Wednesday, May 6, 2015

John Adams, composer: Part I


John Adams


Every so often music is written that is so powerful it makes your scalp tingle and your hair stand on end. Sometimes total body. Maybe it’s just my scalp, my body. I don’t know. I’d like to know if it happens to others.

Many musical pieces bring tears, but there is something special, thrilling, about the scalp tingling. Somewhat different than the music that elicits tears, such as the Adagietto in Mahler’s 5th Symphony (search adagietto on youtube), or Barber’s Adagio for Strings, or several operatic duets I could name, or Joe Cocker’s You Are So Beautiful

Very few pieces do the scalp tingle thing. A full body cringe of pleasure is close to the scalp tingling, but slightly different, more cerebral.  In jazz, several tunes by Weather Report make me cringe; a high-register attack by Wayne Shorter on his soprano; a high piercing note by Miles Davis in Right Off from the Jack Johnson album, or the long tones in Fast Track from We Want Miles. Pleasure cringes for sure, but not the eerie magical scalp tingle.

For me recently, renowned composer John Adams’s minimalistic piece from the 1980s called Shaker Loops (sadly I only recently discovered the piece) is the one with the most precise effect.
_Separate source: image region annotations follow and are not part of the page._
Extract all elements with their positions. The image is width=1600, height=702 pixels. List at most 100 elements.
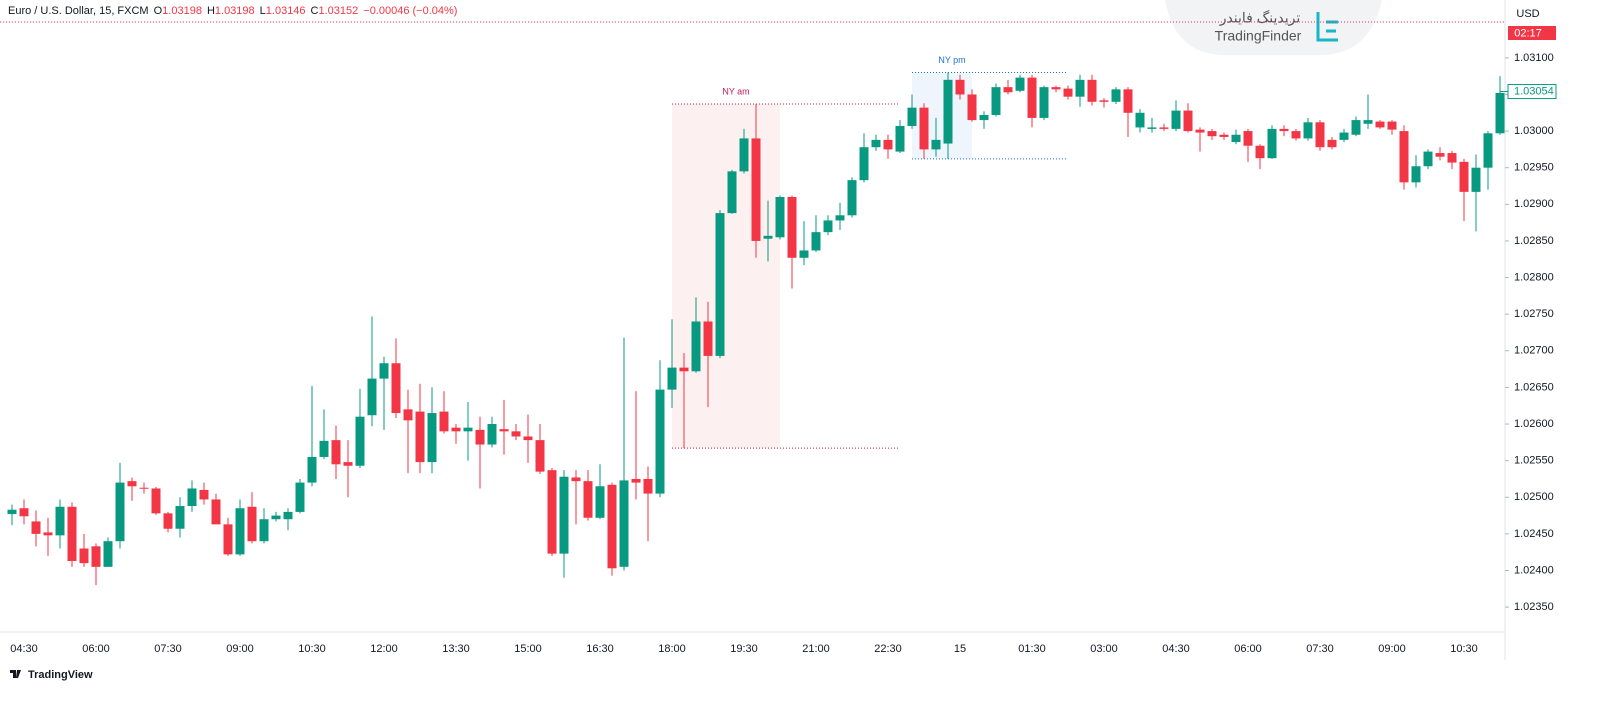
candle-body	[187, 488, 197, 507]
session-box	[672, 103, 780, 449]
candle-body	[7, 509, 17, 515]
candle-body	[1471, 167, 1481, 192]
y-tick-label: 1.02750	[1514, 308, 1554, 320]
last-price-label: 1.03054	[1514, 85, 1554, 97]
x-tick-label: 12:00	[370, 643, 398, 655]
candle-body	[859, 147, 869, 181]
candle-body	[127, 481, 137, 487]
candle-body	[1147, 127, 1157, 129]
candle-body	[943, 79, 953, 144]
candle-body	[1039, 87, 1049, 118]
candle-body	[1447, 153, 1457, 163]
x-tick-label: 16:30	[586, 643, 614, 655]
candle-body	[511, 431, 521, 437]
footer-icon	[10, 670, 21, 678]
candle-body	[907, 107, 917, 126]
candle-body	[223, 524, 233, 555]
x-tick-label: 09:00	[226, 643, 254, 655]
candle-body	[1315, 122, 1325, 148]
candle-body	[271, 515, 281, 520]
candle-body	[1363, 120, 1373, 124]
candle-body	[295, 482, 305, 512]
candle-body	[1399, 131, 1409, 183]
candle-body	[571, 477, 581, 482]
x-tick-label: 01:30	[1018, 643, 1046, 655]
ohlc-value: 1.03198	[162, 5, 202, 17]
candle-body	[367, 378, 377, 416]
candle-body	[1051, 87, 1061, 90]
y-tick-label: 1.02350	[1514, 601, 1554, 613]
candle-body	[1255, 145, 1265, 159]
y-tick-label: 1.02650	[1514, 381, 1554, 393]
candle-body	[1171, 110, 1181, 129]
candle-body	[379, 363, 389, 379]
candle-body	[1159, 127, 1169, 129]
y-tick-label: 1.02700	[1514, 345, 1554, 357]
candle-body	[439, 411, 449, 432]
ohlc-key: C	[310, 5, 319, 17]
candle-body	[691, 321, 701, 372]
candle-body	[607, 484, 617, 569]
candle-body	[1123, 89, 1133, 113]
candle-body	[331, 440, 341, 465]
candle-body	[1195, 129, 1205, 133]
candle-body	[1231, 134, 1241, 143]
candle-body	[343, 462, 353, 466]
candle-body	[1387, 121, 1397, 130]
candle-body	[967, 94, 977, 121]
candle-body	[115, 482, 125, 542]
candle-body	[1483, 133, 1493, 168]
candle-body	[1003, 87, 1013, 93]
candle-body	[631, 478, 641, 483]
candle-body	[151, 488, 161, 514]
candle-body	[667, 367, 677, 390]
candle-body	[43, 532, 53, 536]
ohlc-value: 1.03152	[318, 5, 359, 17]
candle-body	[19, 508, 29, 517]
x-tick-label: 19:30	[730, 643, 758, 655]
footer: TradingView	[28, 669, 93, 681]
candle-body	[1267, 128, 1277, 159]
candle-body	[487, 424, 497, 445]
candle-body	[103, 541, 113, 567]
candle-body	[679, 367, 689, 372]
x-tick-label: 07:30	[1306, 643, 1334, 655]
y-tick-label: 1.02450	[1514, 528, 1554, 540]
candle-body	[895, 125, 905, 152]
candle-body	[403, 409, 413, 421]
candle-body	[991, 87, 1001, 115]
y-tick-label: 1.02850	[1514, 235, 1554, 247]
candle-body	[751, 138, 761, 241]
candle-body	[67, 506, 77, 561]
candle-body	[163, 513, 173, 529]
y-tick-label: 1.02400	[1514, 564, 1554, 576]
candle-body	[307, 456, 317, 483]
candle-body	[319, 440, 329, 457]
candle-body	[583, 481, 593, 518]
candle-body	[1327, 139, 1337, 148]
candle-body	[823, 220, 833, 233]
ohlc-value: 1.03146	[265, 5, 306, 17]
candle-body	[595, 486, 605, 518]
candle-body	[247, 506, 257, 542]
candle-body	[31, 521, 41, 534]
candle-body	[523, 436, 533, 441]
candle-body	[811, 232, 821, 251]
candle-body	[1279, 128, 1289, 132]
candle-body	[1423, 151, 1433, 167]
header: Euro / U.S. Dollar, 15, FXCM O1.03198 H1.0…	[8, 5, 462, 17]
candle-body	[79, 548, 89, 564]
session-label: NY am	[722, 86, 749, 96]
y-tick-label: 1.02950	[1514, 162, 1554, 174]
y-tick-label: 1.03000	[1514, 125, 1554, 137]
candle-body	[1435, 153, 1445, 157]
y-tick-label: 1.02500	[1514, 491, 1554, 503]
candle-body	[955, 79, 965, 95]
candle-body	[415, 411, 425, 463]
candle-body	[139, 487, 149, 489]
x-tick-label: 13:30	[442, 643, 470, 655]
candle-body	[1495, 93, 1505, 134]
ohlc-key: H	[206, 5, 215, 17]
candle-body	[391, 363, 401, 414]
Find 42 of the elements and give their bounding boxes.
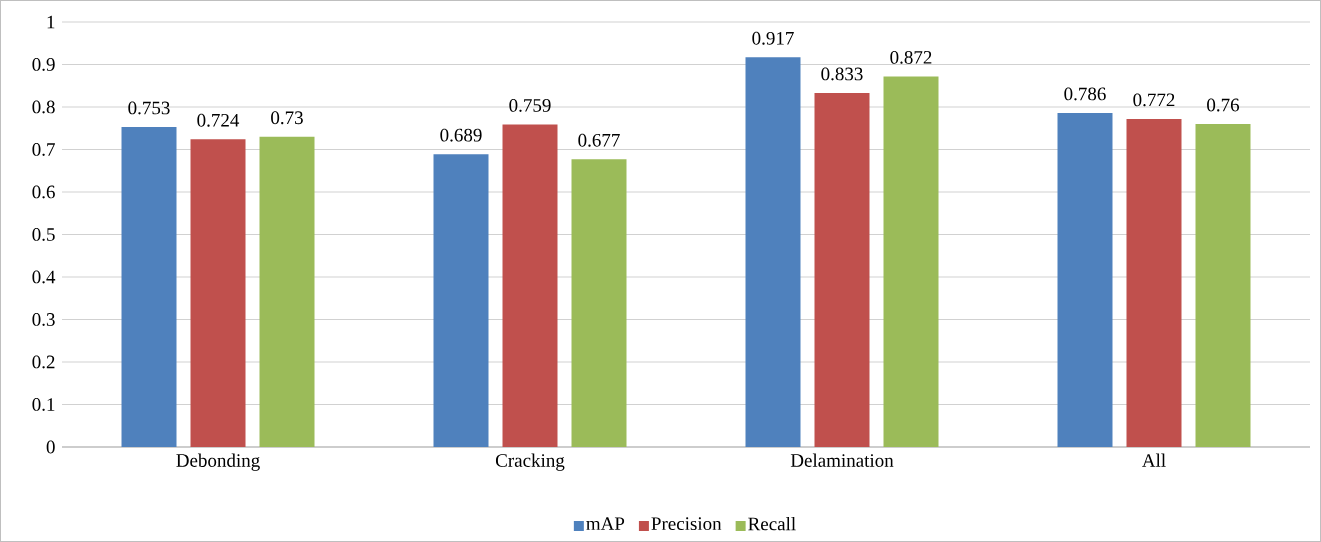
data-label: 0.759: [509, 99, 551, 112]
data-label: 0.724: [197, 113, 240, 127]
data-label: 0.677: [578, 133, 620, 147]
data-label: 0.689: [440, 128, 482, 142]
data-label: 0.833: [821, 67, 863, 81]
bar: [1195, 124, 1251, 447]
bar: [1126, 118, 1182, 447]
legend-label: Recall: [748, 516, 796, 531]
y-tick-label: 0.7: [32, 143, 55, 156]
bar: [1057, 112, 1113, 447]
x-tick-label: Cracking: [495, 453, 565, 471]
y-tick-label: 0: [46, 440, 55, 454]
data-label: 0.76: [1207, 98, 1240, 112]
data-label: 0.772: [1133, 93, 1175, 107]
legend-label: Precision: [651, 517, 722, 531]
data-label: 0.786: [1064, 87, 1106, 101]
y-tick-label: 0.6: [32, 185, 55, 199]
bar: [121, 126, 177, 447]
y-tick-label: 0.4: [32, 270, 56, 284]
bar: [190, 139, 246, 447]
data-label: 0.872: [890, 50, 932, 64]
x-tick-label: Debonding: [176, 453, 260, 471]
y-tick-label: 0.5: [32, 228, 55, 241]
data-label: 0.753: [128, 101, 170, 115]
bar: [433, 154, 489, 447]
y-tick-label: 0.1: [32, 398, 55, 411]
bar: [883, 76, 939, 447]
data-label: 0.73: [271, 111, 303, 125]
bar: [502, 124, 558, 447]
legend-label: mAP: [586, 517, 625, 530]
x-tick-label: Delamination: [790, 453, 894, 467]
y-tick-label: 1: [47, 15, 55, 29]
bar: [571, 159, 627, 447]
y-tick-label: 0.3: [32, 313, 55, 326]
x-tick-label: All: [1142, 453, 1166, 467]
y-tick-label: 0.2: [32, 355, 55, 369]
bar: [259, 136, 315, 447]
bar: [814, 92, 870, 447]
y-tick-label: 0.8: [32, 100, 55, 114]
data-label: 0.917: [752, 31, 794, 45]
bar: [745, 57, 801, 447]
y-tick-label: 0.9: [32, 58, 55, 71]
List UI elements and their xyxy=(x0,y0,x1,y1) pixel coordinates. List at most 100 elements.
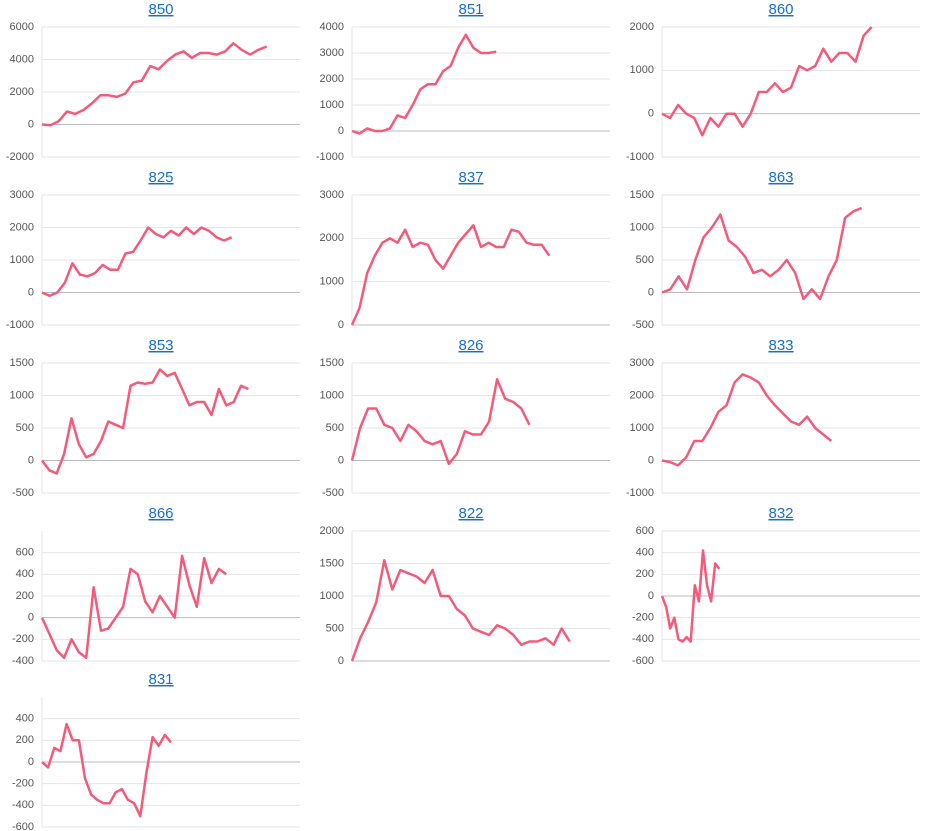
chart: 831 -600 -400 -200 0 200 400 xyxy=(12,671,300,831)
line xyxy=(661,206,863,301)
chart-title[interactable]: 866 xyxy=(148,505,173,522)
chart: 826 -500 0 500 1000 1500 xyxy=(320,337,610,499)
y-tick-label: 200 xyxy=(16,734,34,746)
line xyxy=(41,42,268,127)
chart-title[interactable]: 833 xyxy=(768,337,793,354)
chart: 833 -1000 0 1000 2000 3000 xyxy=(626,337,920,499)
y-tick-label: 3000 xyxy=(320,47,344,59)
y-tick-label: -2000 xyxy=(6,151,34,163)
y-tick-label: -200 xyxy=(12,633,34,645)
y-tick-label: -400 xyxy=(12,799,34,811)
y-tick-label: 0 xyxy=(28,454,34,466)
y-tick-label: 0 xyxy=(28,118,34,130)
chart: 837 0 1000 2000 3000 xyxy=(320,169,610,331)
chart: 825 -1000 0 1000 2000 3000 xyxy=(6,169,300,331)
chart-title[interactable]: 853 xyxy=(148,337,173,354)
chart: 863 -500 0 500 1000 1500 xyxy=(630,169,920,331)
y-tick-label: 3000 xyxy=(10,189,34,201)
y-tick-label: 2000 xyxy=(630,21,654,33)
y-tick-label: 1000 xyxy=(10,254,34,266)
y-tick-label: 1000 xyxy=(630,422,654,434)
line xyxy=(40,554,228,660)
y-tick-label: 2000 xyxy=(10,86,34,98)
chart-title[interactable]: 837 xyxy=(458,169,483,186)
y-tick-label: 1500 xyxy=(630,189,654,201)
y-tick-label: 1000 xyxy=(10,389,34,401)
y-tick-label: -500 xyxy=(322,487,344,499)
y-tick-label: 0 xyxy=(28,286,34,298)
y-tick-label: 1000 xyxy=(320,590,344,602)
y-tick-label: -500 xyxy=(12,487,34,499)
line xyxy=(661,373,833,467)
line xyxy=(350,559,571,662)
y-tick-label: 1000 xyxy=(320,389,344,401)
y-tick-label: 600 xyxy=(636,525,654,537)
chart-title[interactable]: 863 xyxy=(768,169,793,186)
y-tick-label: 200 xyxy=(636,568,654,580)
y-tick-label: 2000 xyxy=(320,232,344,244)
y-tick-label: 0 xyxy=(28,756,34,768)
y-tick-label: -1000 xyxy=(626,151,654,163)
y-tick-label: 1000 xyxy=(630,221,654,233)
y-tick-label: 0 xyxy=(338,454,344,466)
chart-title[interactable]: 825 xyxy=(148,169,173,186)
y-tick-label: -600 xyxy=(632,655,654,667)
y-tick-label: 1500 xyxy=(10,357,34,369)
y-tick-label: 1000 xyxy=(320,276,344,288)
chart-title[interactable]: 822 xyxy=(458,505,483,522)
y-tick-label: 2000 xyxy=(10,221,34,233)
y-tick-label: -200 xyxy=(632,612,654,624)
y-tick-label: 2000 xyxy=(320,73,344,85)
y-tick-label: 500 xyxy=(326,622,344,634)
y-tick-label: 2000 xyxy=(320,525,344,537)
chart: 850 -2000 0 2000 4000 6000 xyxy=(6,1,300,163)
line xyxy=(41,226,233,298)
y-tick-label: 500 xyxy=(16,422,34,434)
y-tick-label: 0 xyxy=(338,655,344,667)
line xyxy=(351,33,497,135)
y-tick-label: -400 xyxy=(12,655,34,667)
line xyxy=(41,368,249,475)
y-tick-label: 0 xyxy=(648,286,654,298)
line xyxy=(661,26,873,137)
y-tick-label: -1000 xyxy=(626,487,654,499)
y-tick-label: 500 xyxy=(326,422,344,434)
y-tick-label: 0 xyxy=(338,125,344,137)
chart: 832 -600 -400 -200 0 200 400 600 xyxy=(632,505,920,667)
chart: 853 -500 0 500 1000 1500 xyxy=(10,337,300,499)
line xyxy=(350,224,551,326)
chart-title[interactable]: 860 xyxy=(768,1,793,18)
y-tick-label: 2000 xyxy=(630,389,654,401)
y-tick-label: 4000 xyxy=(10,53,34,65)
y-tick-label: -600 xyxy=(12,821,34,831)
y-tick-label: 6000 xyxy=(10,21,34,33)
y-tick-label: 200 xyxy=(16,590,34,602)
y-tick-label: 1500 xyxy=(320,357,344,369)
y-tick-label: -500 xyxy=(632,319,654,331)
line xyxy=(350,378,531,466)
y-tick-label: 0 xyxy=(648,108,654,120)
y-tick-label: 0 xyxy=(648,590,654,602)
chart: 851 -1000 0 1000 2000 3000 4000 xyxy=(316,1,610,163)
y-tick-label: 4000 xyxy=(320,21,344,33)
y-tick-label: 600 xyxy=(16,547,34,559)
chart-title[interactable]: 831 xyxy=(148,671,173,688)
y-tick-label: 3000 xyxy=(630,357,654,369)
chart-title[interactable]: 851 xyxy=(458,1,483,18)
y-tick-label: -200 xyxy=(12,778,34,790)
y-tick-label: -400 xyxy=(632,633,654,645)
chart-title[interactable]: 850 xyxy=(148,1,173,18)
y-tick-label: 1000 xyxy=(630,64,654,76)
y-tick-label: 400 xyxy=(636,547,654,559)
y-tick-label: -1000 xyxy=(6,319,34,331)
y-tick-label: 400 xyxy=(16,568,34,580)
chart-title[interactable]: 826 xyxy=(458,337,483,354)
y-tick-label: 0 xyxy=(338,319,344,331)
y-tick-label: -1000 xyxy=(316,151,344,163)
y-tick-label: 0 xyxy=(648,454,654,466)
chart: 822 0 500 1000 1500 2000 xyxy=(320,505,610,667)
chart-title[interactable]: 832 xyxy=(768,505,793,522)
line xyxy=(660,549,721,643)
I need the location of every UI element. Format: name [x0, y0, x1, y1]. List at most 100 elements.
It consistently happens during the third movement, about twenty-two minutes in, all strings rising in tension and tempo until a chord is struck repeatedly by all the players, slow at first and then faster and faster repetitions that approach a solid chord, then bang! onto a new chord more powerful than the first, again slow at first and accelerating to a final new chord, more complex and powerful than the prior two, followed by a fade, and the tingling stops.

I would like to know if John Adams ever gets tingling with music, or if those chords do the same thing to him. Or anyone else. It’s not the notes per se. One note or chord identical to the one in Shaker Loops wouldn’t do it. It’s the composition, the build up, the intensity. To be able to experience that neurological response, the tingling, the emotion that causes it, is a privilege. Like being in love, it is one of a limited number of experiences that give the most intense meaning to life. Thank you, John Adams.